Companies which develop good measures of their brand equity have an early warning indicator of likely future profit trends, and can get a much better feel of the dangers of short-termism, suggests Ambler. If brand equity is falling, you’re storing up trouble for yourself. Just look at Marks & Spencer. If brand equity is rising, you’re investing in future performance, even if it’s not showing through in profits today. Real business performance therefore equals short-term results plus shifts in brand equity, and “for every business, brand equity should be the prime measure.”

“Back in the Eighties, no companies were formally measuring brand equity. By 2010, no professionally managed business will fail to do so,” declares the professor.

Trouble is, brand equity remains an elusive beast. Ambler recommends using a mix of three different types of measure: inputs such as share of voice or marketing as a percentage of sales; intermediate measures such as perceived quality, awareness and customer satisfaction (preferably relative to the competition); and actual behaviour, such as market share, relative price, customer gains and retention and so on.

Pretty familiar stuff, in other words. But the critical issue is which measures to use. Each business needs a robust set of measures that dovetails with its particular business strategy and which (assuming the strategy itself is correct) help it pinpoint how well it’s making progress towards its goals.

There’s no one size fits all solution. Simple example: if you are a dot-com in launch phase, awareness is a critical measure. If nobody knows you exist, you’re sunk. But if you’re Dulux in the UK DIY market, adding an extra percentage point to your awareness score is hardly relevant. “You’ve got to work out which milestones reflect your strategy,” says Ambler.

Also, internal and external measures need to chime. If your brand equity is driven by successful innovation, for example, then internal measures such as “active innovation support” and cultural attributes such as “appetite for learning” or í”freedom to failí” are likely to be crucial indicators.

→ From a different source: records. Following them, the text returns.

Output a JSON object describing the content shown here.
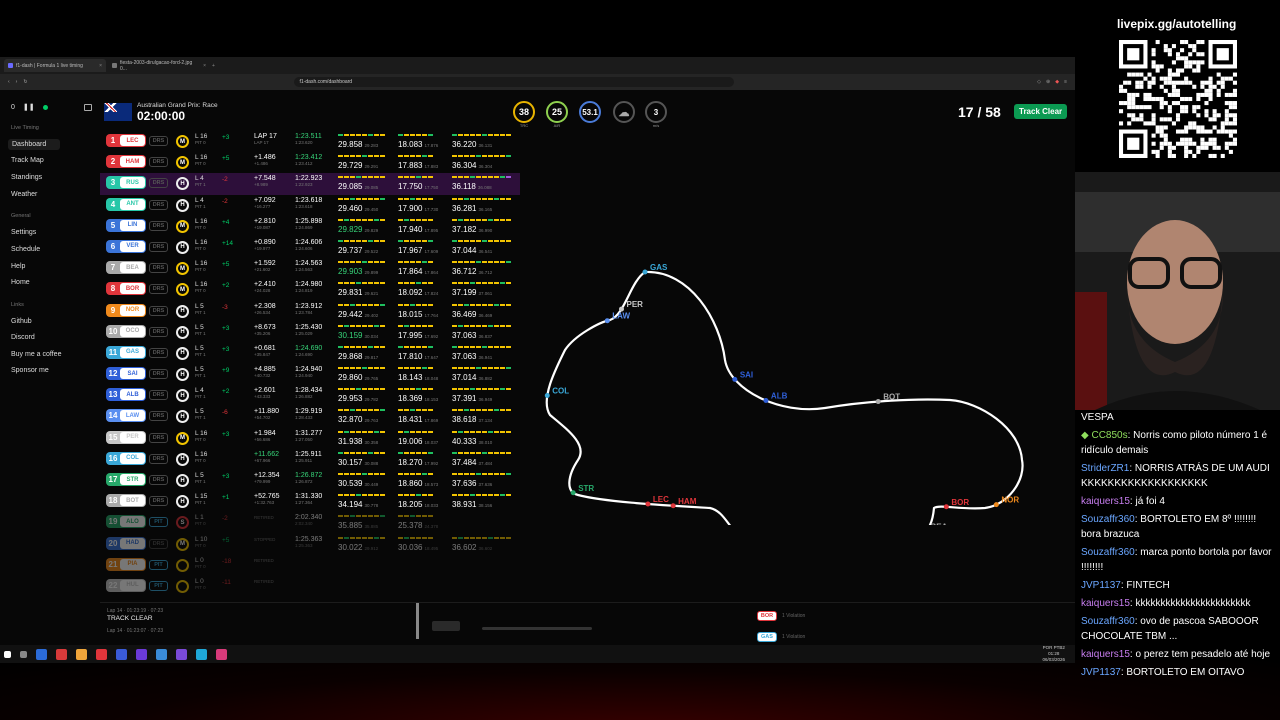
{
  "browser": {
    "tabs": [
      {
        "label": "f1-dash | Formula 1 live timing"
      },
      {
        "label": "fiesta-2003-dirulgacao-ford-2.jpg 0..."
      }
    ],
    "url": "f1-dash.com/dashboard"
  },
  "sidebar": {
    "counter": "0",
    "group_live": "Live Timing",
    "items_live": [
      {
        "label": "Dashboard"
      },
      {
        "label": "Track Map"
      },
      {
        "label": "Standings"
      },
      {
        "label": "Weather"
      }
    ],
    "group_general": "General",
    "items_general": [
      {
        "label": "Settings"
      },
      {
        "label": "Schedule"
      },
      {
        "label": "Help"
      },
      {
        "label": "Home"
      }
    ],
    "group_links": "Links",
    "items_links": [
      {
        "label": "Github"
      },
      {
        "label": "Discord"
      },
      {
        "label": "Buy me a coffee"
      },
      {
        "label": "Sponsor me"
      }
    ]
  },
  "header": {
    "gp_name": "Australian Grand Prix: Race",
    "clock": "02:00:00",
    "weather": [
      {
        "value": "38",
        "unit": "TRC",
        "color": "#e8b400"
      },
      {
        "value": "25",
        "unit": "AIR",
        "color": "#8fd14f"
      },
      {
        "value": "53.1",
        "unit": "",
        "color": "#4a7bd8"
      }
    ],
    "wind": "3",
    "wind_unit": "m/s",
    "lap_counter": "17 / 58",
    "track_status": "Track Clear"
  },
  "drivers": [
    {
      "pos": "1",
      "tla": "LEC",
      "color": "#e0353b",
      "drs": "DRS",
      "tyre": "M",
      "tc": "m",
      "laps": "L 16",
      "pit": "PIT 0",
      "pm": "+3",
      "gap": "LAP 17",
      "gapsub": "LAP 17",
      "lt": "1:23.511",
      "ltsub": "1:23.620",
      "ltg": "g",
      "s1": "29.858",
      "s1s": "29.283",
      "s2": "18.083",
      "s2s": "17.876",
      "s3": "36.220",
      "s3s": "36.131",
      "hl": false,
      "dim": false
    },
    {
      "pos": "2",
      "tla": "HAM",
      "color": "#e0353b",
      "drs": "DRS",
      "tyre": "M",
      "tc": "m",
      "laps": "L 16",
      "pit": "PIT 0",
      "pm": "+5",
      "gap": "+1.486",
      "gapsub": "+1.486",
      "lt": "1:23.412",
      "ltsub": "1:23.412",
      "ltg": "g",
      "s1": "29.729",
      "s1s": "29.291",
      "s2": "17.883",
      "s2s": "17.883",
      "s3": "36.304",
      "s3s": "36.304",
      "hl": false,
      "dim": false
    },
    {
      "pos": "3",
      "tla": "RUS",
      "color": "#27c7a8",
      "drs": "DRS",
      "tyre": "H",
      "tc": "h",
      "laps": "L 4",
      "pit": "PIT 1",
      "pm": "-2",
      "gap": "+7.548",
      "gapsub": "+8.989",
      "lt": "1:22.923",
      "ltsub": "1:22.923",
      "ltg": "",
      "s1": "29.085",
      "s1s": "29.085",
      "s2": "17.750",
      "s2s": "17.750",
      "s3": "36.118",
      "s3s": "36.088",
      "hl": true,
      "dim": false
    },
    {
      "pos": "4",
      "tla": "ANT",
      "color": "#27c7a8",
      "drs": "DRS",
      "tyre": "H",
      "tc": "h",
      "laps": "L 4",
      "pit": "PIT 1",
      "pm": "-2",
      "gap": "+7.092",
      "gapsub": "+16.277",
      "lt": "1:23.618",
      "ltsub": "1:23.618",
      "ltg": "",
      "s1": "29.460",
      "s1s": "29.450",
      "s2": "17.900",
      "s2s": "17.730",
      "s3": "36.281",
      "s3s": "36.165",
      "hl": false,
      "dim": false
    },
    {
      "pos": "5",
      "tla": "LIN",
      "color": "#3b74d8",
      "drs": "DRS",
      "tyre": "M",
      "tc": "m",
      "laps": "L 16",
      "pit": "PIT 0",
      "pm": "+4",
      "gap": "+2.810",
      "gapsub": "+19.087",
      "lt": "1:25.898",
      "ltsub": "1:24.869",
      "ltg": "",
      "s1": "29.829",
      "s1s": "29.829",
      "s2": "17.940",
      "s2s": "17.895",
      "s3": "37.182",
      "s3s": "36.990",
      "hl": false,
      "dim": false
    },
    {
      "pos": "6",
      "tla": "VER",
      "color": "#3b74d8",
      "drs": "DRS",
      "tyre": "H",
      "tc": "h",
      "laps": "L 16",
      "pit": "PIT 0",
      "pm": "+14",
      "gap": "+0.890",
      "gapsub": "+19.977",
      "lt": "1:24.606",
      "ltsub": "1:24.606",
      "ltg": "",
      "s1": "29.737",
      "s1s": "29.522",
      "s2": "17.967",
      "s2s": "17.609",
      "s3": "37.044",
      "s3s": "36.541",
      "hl": false,
      "dim": false
    },
    {
      "pos": "7",
      "tla": "BEA",
      "color": "#aaaaaa",
      "drs": "DRS",
      "tyre": "M",
      "tc": "m",
      "laps": "L 16",
      "pit": "PIT 0",
      "pm": "+5",
      "gap": "+1.592",
      "gapsub": "+21.602",
      "lt": "1:24.563",
      "ltsub": "1:24.563",
      "ltg": "",
      "s1": "29.903",
      "s1s": "29.899",
      "s2": "17.864",
      "s2s": "17.864",
      "s3": "36.712",
      "s3s": "36.712",
      "hl": false,
      "dim": false
    },
    {
      "pos": "8",
      "tla": "BOR",
      "color": "#e0353b",
      "drs": "DRS",
      "tyre": "M",
      "tc": "m",
      "laps": "L 16",
      "pit": "PIT 0",
      "pm": "+2",
      "gap": "+2.410",
      "gapsub": "+24.028",
      "lt": "1:24.980",
      "ltsub": "1:24.819",
      "ltg": "",
      "s1": "29.831",
      "s1s": "29.621",
      "s2": "18.092",
      "s2s": "17.824",
      "s3": "37.199",
      "s3s": "37.061",
      "hl": false,
      "dim": false
    },
    {
      "pos": "9",
      "tla": "NOR",
      "color": "#f08a1c",
      "drs": "DRS",
      "tyre": "H",
      "tc": "h",
      "laps": "L 5",
      "pit": "PIT 1",
      "pm": "-3",
      "gap": "+2.308",
      "gapsub": "+26.534",
      "lt": "1:23.912",
      "ltsub": "1:23.784",
      "ltg": "",
      "s1": "29.442",
      "s1s": "29.402",
      "s2": "18.015",
      "s2s": "17.764",
      "s3": "36.469",
      "s3s": "36.469",
      "hl": false,
      "dim": false
    },
    {
      "pos": "10",
      "tla": "OCO",
      "color": "#aaaaaa",
      "drs": "DRS",
      "tyre": "H",
      "tc": "h",
      "laps": "L 5",
      "pit": "PIT 1",
      "pm": "+3",
      "gap": "+8.673",
      "gapsub": "+35.206",
      "lt": "1:25.430",
      "ltsub": "1:25.029",
      "ltg": "",
      "s1": "30.159",
      "s1s": "30.034",
      "s2": "17.995",
      "s2s": "17.692",
      "s3": "37.063",
      "s3s": "36.837",
      "hl": false,
      "dim": false
    },
    {
      "pos": "11",
      "tla": "GAS",
      "color": "#3aa8d8",
      "drs": "DRS",
      "tyre": "H",
      "tc": "h",
      "laps": "L 5",
      "pit": "PIT 1",
      "pm": "+3",
      "gap": "+0.681",
      "gapsub": "+35.847",
      "lt": "1:24.690",
      "ltsub": "1:24.690",
      "ltg": "g",
      "s1": "29.868",
      "s1s": "29.817",
      "s2": "17.810",
      "s2s": "17.647",
      "s3": "37.063",
      "s3s": "36.941",
      "hl": false,
      "dim": false
    },
    {
      "pos": "12",
      "tla": "SAI",
      "color": "#2f5fd8",
      "drs": "DRS",
      "tyre": "H",
      "tc": "h",
      "laps": "L 5",
      "pit": "PIT 1",
      "pm": "+9",
      "gap": "+4.885",
      "gapsub": "+40.732",
      "lt": "1:24.940",
      "ltsub": "1:24.940",
      "ltg": "",
      "s1": "29.860",
      "s1s": "29.765",
      "s2": "18.143",
      "s2s": "18.048",
      "s3": "37.014",
      "s3s": "36.882",
      "hl": false,
      "dim": false
    },
    {
      "pos": "13",
      "tla": "ALB",
      "color": "#2f5fd8",
      "drs": "DRS",
      "tyre": "H",
      "tc": "h",
      "laps": "L 4",
      "pit": "PIT 1",
      "pm": "+2",
      "gap": "+2.601",
      "gapsub": "+43.333",
      "lt": "1:28.434",
      "ltsub": "1:26.882",
      "ltg": "",
      "s1": "29.953",
      "s1s": "29.782",
      "s2": "18.369",
      "s2s": "18.153",
      "s3": "37.391",
      "s3s": "36.949",
      "hl": false,
      "dim": false
    },
    {
      "pos": "14",
      "tla": "LAW",
      "color": "#5a8ff0",
      "drs": "DRS",
      "tyre": "H",
      "tc": "h",
      "laps": "L 5",
      "pit": "PIT 1",
      "pm": "-6",
      "gap": "+11.880",
      "gapsub": "+54.702",
      "lt": "1:29.919",
      "ltsub": "1:28.433",
      "ltg": "",
      "s1": "32.870",
      "s1s": "29.763",
      "s2": "18.431",
      "s2s": "17.869",
      "s3": "38.618",
      "s3s": "37.134",
      "hl": false,
      "dim": false
    },
    {
      "pos": "15",
      "tla": "PER",
      "color": "#c8c8c8",
      "drs": "DRS",
      "tyre": "M",
      "tc": "m",
      "laps": "L 16",
      "pit": "PIT 0",
      "pm": "+3",
      "gap": "+1.984",
      "gapsub": "+56.686",
      "lt": "1:31.277",
      "ltsub": "1:27.050",
      "ltg": "",
      "s1": "31.938",
      "s1s": "30.358",
      "s2": "19.006",
      "s2s": "18.037",
      "s3": "40.333",
      "s3s": "38.010",
      "hl": false,
      "dim": false
    },
    {
      "pos": "16",
      "tla": "COL",
      "color": "#3aa8d8",
      "drs": "DRS",
      "tyre": "H",
      "tc": "h",
      "laps": "L 16",
      "pit": "PIT 0",
      "pm": "",
      "gap": "+11.662",
      "gapsub": "+67.966",
      "lt": "1:25.911",
      "ltsub": "1:25.911",
      "ltg": "",
      "s1": "30.157",
      "s1s": "30.088",
      "s2": "18.270",
      "s2s": "17.992",
      "s3": "37.484",
      "s3s": "37.484",
      "hl": false,
      "dim": false
    },
    {
      "pos": "17",
      "tla": "STR",
      "color": "#27a86a",
      "drs": "DRS",
      "tyre": "H",
      "tc": "h",
      "laps": "L 5",
      "pit": "PIT 1",
      "pm": "+3",
      "gap": "+12.354",
      "gapsub": "+79.999",
      "lt": "1:26.872",
      "ltsub": "1:26.872",
      "ltg": "g",
      "s1": "30.539",
      "s1s": "30.449",
      "s2": "18.860",
      "s2s": "18.573",
      "s3": "37.636",
      "s3s": "37.636",
      "hl": false,
      "dim": false
    },
    {
      "pos": "18",
      "tla": "BOT",
      "color": "#aaaaaa",
      "drs": "DRS",
      "tyre": "H",
      "tc": "h",
      "laps": "L 15",
      "pit": "PIT 1",
      "pm": "+1",
      "gap": "+52.765",
      "gapsub": "+1:32.763",
      "lt": "1:31.330",
      "ltsub": "1:27.364",
      "ltg": "",
      "s1": "34.194",
      "s1s": "30.778",
      "s2": "18.205",
      "s2s": "18.033",
      "s3": "38.931",
      "s3s": "38.156",
      "hl": false,
      "dim": false
    },
    {
      "pos": "19",
      "tla": "ALO",
      "color": "#27a86a",
      "drs": "PIT",
      "tyre": "S",
      "tc": "s",
      "laps": "L 1",
      "pit": "PIT 0",
      "pm": "-2",
      "gap": "",
      "gapsub": "RETIRED",
      "lt": "2:02.340",
      "ltsub": "2:02.340",
      "ltg": "",
      "s1": "35.885",
      "s1s": "35.885",
      "s2": "25.378",
      "s2s": "24.378",
      "s3": "",
      "s3s": "",
      "hl": false,
      "dim": true
    },
    {
      "pos": "20",
      "tla": "HAD",
      "color": "#3b74d8",
      "drs": "DRS",
      "tyre": "M",
      "tc": "m",
      "laps": "L 10",
      "pit": "PIT 0",
      "pm": "+5",
      "gap": "",
      "gapsub": "STOPPED",
      "lt": "1:25.363",
      "ltsub": "1:25.363",
      "ltg": "",
      "s1": "30.022",
      "s1s": "29.912",
      "s2": "30.036",
      "s2s": "18.495",
      "s3": "36.602",
      "s3s": "36.602",
      "hl": false,
      "dim": true
    },
    {
      "pos": "21",
      "tla": "PIA",
      "color": "#f08a1c",
      "drs": "PIT",
      "tyre": "",
      "tc": "m",
      "laps": "L 0",
      "pit": "PIT 0",
      "pm": "-18",
      "gap": "",
      "gapsub": "RETIRED",
      "lt": "",
      "ltsub": "",
      "ltg": "",
      "s1": "",
      "s1s": "",
      "s2": "",
      "s2s": "",
      "s3": "",
      "s3s": "",
      "hl": false,
      "dim": true
    },
    {
      "pos": "22",
      "tla": "HUL",
      "color": "#c8c8c8",
      "drs": "PIT",
      "tyre": "",
      "tc": "m",
      "laps": "L 0",
      "pit": "PIT 0",
      "pm": "-11",
      "gap": "",
      "gapsub": "RETIRED",
      "lt": "",
      "ltsub": "",
      "ltg": "",
      "s1": "",
      "s1s": "",
      "s2": "",
      "s2s": "",
      "s3": "",
      "s3s": "",
      "hl": false,
      "dim": true
    }
  ],
  "track_map": {
    "labels": [
      {
        "tla": "GAS",
        "color": "#3aa8d8"
      },
      {
        "tla": "SAI",
        "color": "#2f5fd8"
      },
      {
        "tla": "ALB",
        "color": "#2f5fd8"
      },
      {
        "tla": "BOT",
        "color": "#aaaaaa"
      },
      {
        "tla": "NOR",
        "color": "#f08a1c"
      },
      {
        "tla": "BOR",
        "color": "#e0353b"
      },
      {
        "tla": "BEA",
        "color": "#aaaaaa"
      },
      {
        "tla": "LIN",
        "color": "#3b74d8"
      },
      {
        "tla": "ANT",
        "color": "#27c7a8"
      },
      {
        "tla": "RUS",
        "color": "#27c7a8"
      },
      {
        "tla": "HAM",
        "color": "#e0353b"
      },
      {
        "tla": "LEC",
        "color": "#e0353b"
      },
      {
        "tla": "STR",
        "color": "#27a86a"
      },
      {
        "tla": "COL",
        "color": "#3aa8d8"
      },
      {
        "tla": "LAW",
        "color": "#5a8ff0"
      },
      {
        "tla": "PER",
        "color": "#c8c8c8"
      }
    ]
  },
  "race_control": {
    "line1": "Lap 14 · 01:23:19 · 07:23",
    "message": "TRACK CLEAR",
    "line2": "Lap 14 · 01:23:07 · 07:23"
  },
  "violations": [
    {
      "tla": "BOR",
      "color": "#e0353b",
      "label": "1 Violation"
    },
    {
      "tla": "GAS",
      "color": "#3aa8d8",
      "label": "1 Violation"
    }
  ],
  "taskbar": {
    "lang": "POR PTB2",
    "time": "01:28",
    "date": "06/03/2026"
  },
  "stream": {
    "qr_title": "livepix.gg/autotelling",
    "chat": [
      {
        "user": "",
        "text": "VESPA",
        "uc": ""
      },
      {
        "user": "CC850s",
        "text": ": Norris como piloto número 1 é ridículo demais",
        "uc": "gr"
      },
      {
        "user": "StriderZR1",
        "text": ": NORRIS ATRÁS DE UM AUDI KKKKKKKKKKKKKKKKKKK",
        "uc": "b"
      },
      {
        "user": "kaiquers15",
        "text": ": já foi 4",
        "uc": ""
      },
      {
        "user": "Souzaffr360",
        "text": ": BORTOLETO EM 8º !!!!!!!! bora brazuca",
        "uc": "b"
      },
      {
        "user": "Souzaffr360",
        "text": ": marca ponto bortola por favor !!!!!!!!",
        "uc": "b"
      },
      {
        "user": "JVP1137",
        "text": ": FINTECH",
        "uc": "b"
      },
      {
        "user": "kaiquers15",
        "text": ": kkkkkkkkkkkkkkkkkkkkkkk",
        "uc": ""
      },
      {
        "user": "Souzaffr360",
        "text": ": ovo de pascoa SABOOOR CHOCOLATE TBM ...",
        "uc": "b"
      },
      {
        "user": "kaiquers15",
        "text": ": o perez tem pesadelo até hoje",
        "uc": ""
      },
      {
        "user": "JVP1137",
        "text": ": BORTOLETO EM OITAVO",
        "uc": "b"
      }
    ]
  }
}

A rigorous approach to such metrics has many benefits, Ambler suggests. For example, “measures put meaning into the jargon”. Everyone agrees that customer loyalty is crucial, but it only becomes clear they have different ideas about loyalty when you say, “OK. So how shall we measure it?”.

Likewise, focusing on metrics helps communication. Every business person has some sort of mental model as to how business actions translate into revenues and profits. But Ambler asks, “Is this mental model explicit? Is it shared by every member of the board?” Getting the metrics sorted is one way of making the implicit explicit and of uncovering hidden but potentially damaging misunderstandings and disagreements. “You can’t look at your metrics without looking at your strategy.”

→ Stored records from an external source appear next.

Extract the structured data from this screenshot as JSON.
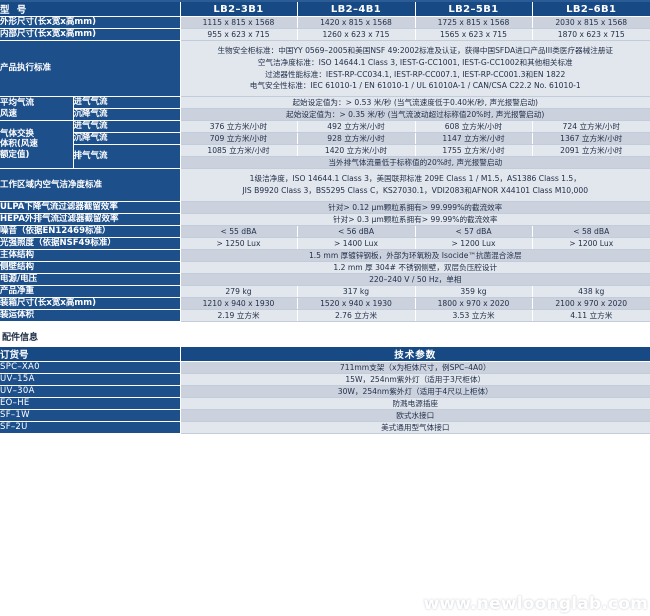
{
  "models": [
    "LB2–3B1",
    "LB2–4B1",
    "LB2–5B1",
    "LB2–6B1"
  ],
  "spec_table": {
    "model_header_label": "型  号",
    "rows": [
      {
        "label": "外形尺寸(长x宽x高mm)",
        "values": [
          "1115 x 815 x 1568",
          "1420 x 815 x 1568",
          "1725 x 815 x 1568",
          "2030 x 815 x 1568"
        ]
      },
      {
        "label": "内部尺寸(长x宽x高mm)",
        "values": [
          "955 x 623 x 715",
          "1260 x 623 x 715",
          "1565 x 623 x 715",
          "1870 x 623 x 715"
        ]
      }
    ],
    "standards": {
      "label": "产品执行标准",
      "lines": [
        "生物安全柜标准：中国YY 0569–2005和美国NSF 49:2002标准及认证，获得中国SFDA进口产品III类医疗器械注册证",
        "空气洁净度标准：ISO 14644.1 Class 3, IEST-G-CC1001, IEST-G-CC1002和其他相关标准",
        "过滤器性能标准：IEST-RP-CC034.1, IEST-RP-CC007.1, IEST-RP-CC001.3和EN 1822",
        "电气安全性标准：IEC 61010-1 / EN 61010-1 / UL 61010A-1 / CAN/CSA C22.2 No. 61010-1"
      ]
    },
    "airflow_velocity": {
      "group_label": "平均气流\n风速",
      "group_label_line1": "平均气流",
      "group_label_line2": "风速",
      "rows": [
        {
          "label": "进气气流",
          "value": "起始设定值为：> 0.53 米/秒 (当气流速度低于0.40米/秒, 声光报警启动)"
        },
        {
          "label": "沉降气流",
          "value": "起始设定值为：> 0.35 米/秒 (当气流波动超过标称值20%时, 声光报警启动)"
        }
      ]
    },
    "gas_exchange": {
      "group_label_line1": "气体交换",
      "group_label_line2": "体积(风速",
      "group_label_line3": "额定值)",
      "rows": [
        {
          "label": "进气气流",
          "values": [
            "376 立方米/小时",
            "492 立方米/小时",
            "608 立方米/小时",
            "724 立方米/小时"
          ]
        },
        {
          "label": "沉降气流",
          "values": [
            "709 立方米/小时",
            "928 立方米/小时",
            "1147 立方米/小时",
            "1367 立方米/小时"
          ]
        },
        {
          "label": "排气气流",
          "values": [
            "1085 立方米/小时",
            "1420 立方米/小时",
            "1755 立方米/小时",
            "2091 立方米/小时"
          ],
          "note": "当外排气体流量低于标称值的20%时, 声光报警启动"
        }
      ]
    },
    "cleanliness": {
      "label": "工作区域内空气洁净度标准",
      "lines": [
        "1级洁净度，ISO 14644.1 Class 3，美国联邦标准 209E Class 1 / M1.5，AS1386 Class 1.5，",
        "JIS B9920 Class 3，BS5295 Class C，KS27030.1，VDI2083和AFNOR X44101 Class M10,000"
      ]
    },
    "filters": [
      {
        "label": "ULPA下降气流过滤器截留效率",
        "value": "针对> 0.12 μm颗粒系拥有> 99.999%的截流效率"
      },
      {
        "label": "HEPA外排气流过滤器截留效率",
        "value": "针对> 0.3 μm颗粒系拥有> 99.99%的截流效率"
      }
    ],
    "noise": {
      "label": "噪音（依据EN12469标准）",
      "values": [
        "< 55 dBA",
        "< 56 dBA",
        "< 57 dBA",
        "< 58 dBA"
      ]
    },
    "illumination": {
      "label": "光强照度（依据NSF49标准）",
      "values": [
        "> 1250 Lux",
        "> 1400 Lux",
        "> 1200 Lux",
        "> 1200 Lux"
      ]
    },
    "body_structure": {
      "label": "主体结构",
      "value": "1.5 mm 厚镀锌钢板，外部为环氧粉及 Isocide™抗菌混合涂层"
    },
    "side_wall": {
      "label": "侧壁结构",
      "value": "1.2 mm 厚 304# 不锈钢侧壁，双层负压腔设计"
    },
    "power": {
      "label": "电源/电压",
      "value": "220–240 V / 50 Hz，单相"
    },
    "net_weight": {
      "label": "产品净重",
      "values": [
        "279 kg",
        "317 kg",
        "359 kg",
        "438 kg"
      ]
    },
    "packing_size": {
      "label": "装箱尺寸(长x宽x高mm)",
      "values": [
        "1210 x 940 x 1930",
        "1520 x 940 x 1930",
        "1800 x 970 x 2020",
        "2100 x 970 x 2020"
      ]
    },
    "shipping_volume": {
      "label": "装运体积",
      "values": [
        "2.19 立方米",
        "2.76 立方米",
        "3.53 立方米",
        "4.11 立方米"
      ]
    }
  },
  "accessories": {
    "title": "配件信息",
    "headers": [
      "订货号",
      "技术参数"
    ],
    "rows": [
      {
        "code": "SPC–XA0",
        "spec": "711mm支架（x为柜体尺寸，例SPC–4A0）"
      },
      {
        "code": "UV–15A",
        "spec": "15W，254nm紫外灯（适用于3尺柜体）"
      },
      {
        "code": "UV–30A",
        "spec": "30W，254nm紫外灯（适用于4尺以上柜体）"
      },
      {
        "code": "EO–HE",
        "spec": "防溅电源插座"
      },
      {
        "code": "SF–1W",
        "spec": "欧式水接口"
      },
      {
        "code": "SF–2U",
        "spec": "美式通用型气体接口"
      }
    ]
  },
  "watermark": "www.newloonglab.com",
  "colors": {
    "header_blue": "#174a85",
    "label_blue": "#1d4f8b",
    "row_dark": "#ccd2dd",
    "row_light": "#e2e6ed",
    "text": "#21304a"
  }
}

All this goes beyond familiar debates about marketing accountability and advertising effectiveness. And it may just improve the status of marketing.

According to Ambler’s research, on average, boards spend 90 per cent of their time discussing operational issues, supplies and suppliers, corporate governance, financial matters and so on, but only about ten per cent of their time focusing on the motivations of the ultimate customer. In other words, they “devote nine times more attention to spending and counting cash flow than wondering where it comes from and how it might be increased.”

Yet that is what marketing does. It focuses on the source of all the company’s cash flows: the customer. Marketing, says Ambler simply, “is about generating cash flow”. Perhaps, he muses, “if we started talking cash flow rather than marketing, then British industry would pay more attention”.